Back to Rafial and Feng, would you like to see more variant tables, for critical attacks, setting, or anything else? Perhaps critical hit and miss tables associated with Character Class? We're testing that idea on the premise that different Classes have different fighting styles and thus would score different kinds of wins or make different sorts of blunders.
As far variant critical hit tables go, I'm more than happy to make up my own. However, I do have some suggestions. Note that they are all based merely on several read throughs of the rules, and not on actual play, and should be taken in that light.
1) The primary area of the game as it exists today that needs more developement are the character creation rules. The rules as printed are contradictory, and seem overly complex.
a) As an example, the rules initially state that the character creation steps must be followed in a strict order, but there are several backwards dependencies and missed steps that make this impossible.
b) Until a player becomes significantly experienced with the system, it is not at all clear when and for what character creation points can be used for. This ought to be summarized in a chart at the beginning of the process.

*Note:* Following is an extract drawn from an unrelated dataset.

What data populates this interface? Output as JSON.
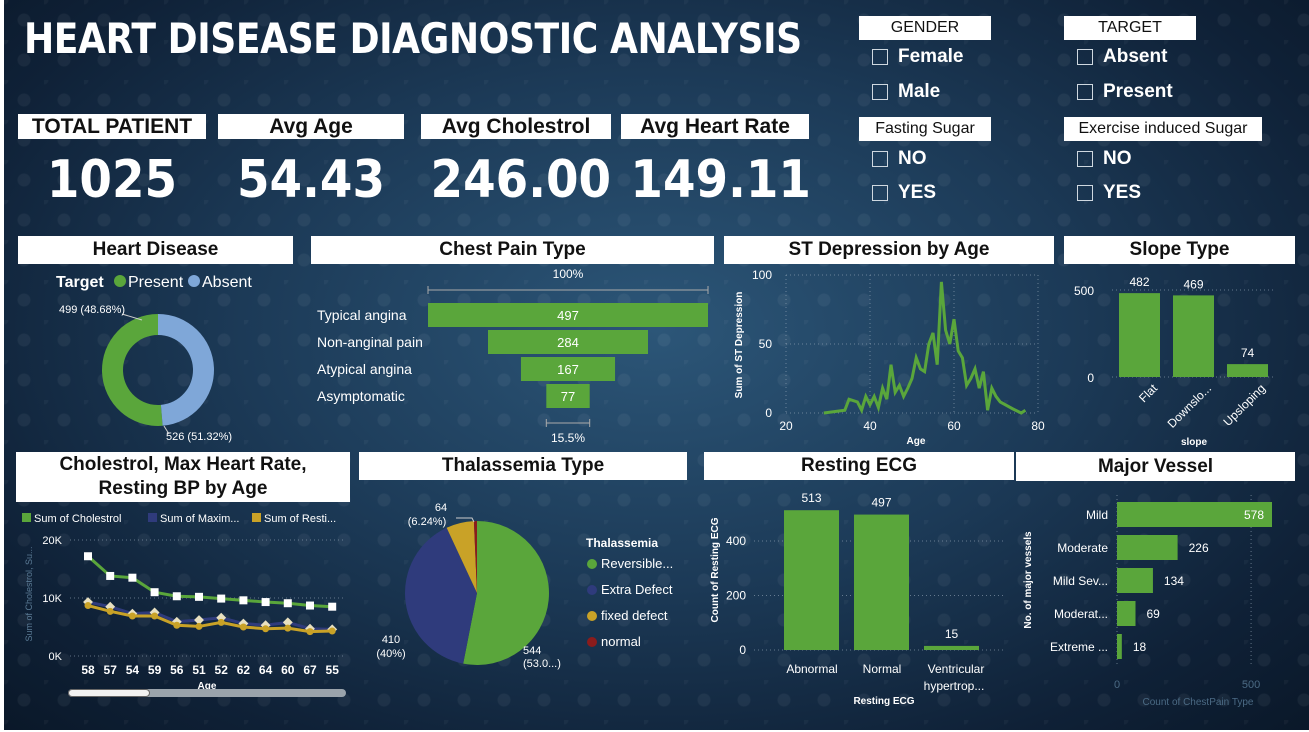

2) I'd suggest providing a formalized die mechanic, explained in the rules, for ability and skill rolls. Currently, you talk about these rolls in terms of "chances in twelve" and "chances in six" but don't actually explain how one might use the die to generate such odds. Someone with experience in RPGs could probably figure this out, but I think your game has the opportunity to appeal to those with little or no RPG background, so for the benefit of those folks you might want to set out an explicit mechanic in the text.
I'm curious to know what method you use in your own play. For my own part, in running the game as a it stands today, I plan to use ability + bonuses/penalties + die roll > 12 as the formula for ability rolls.
3) It seems like you might seriously consider removing classes & levels altogether. Only two of the eight classes have a class feature that increases with level, and otherwise levels only seem to serve a mechanism for granting skill and ability increases. Why not cut out the middleman, and allow experience to be spent directly on those areas?
The classes as they exist still could serve as "starting backgrounds" for character, which as the rules already allude, is what they are. Call them "former career" or something like that.
Finally, not strictly a game design issue, I think that the core rulebook ought to contains a short sample adventure. It would be great if someone with just the core rules and some dice, but little experience, could be up and playing within an hour of reading them.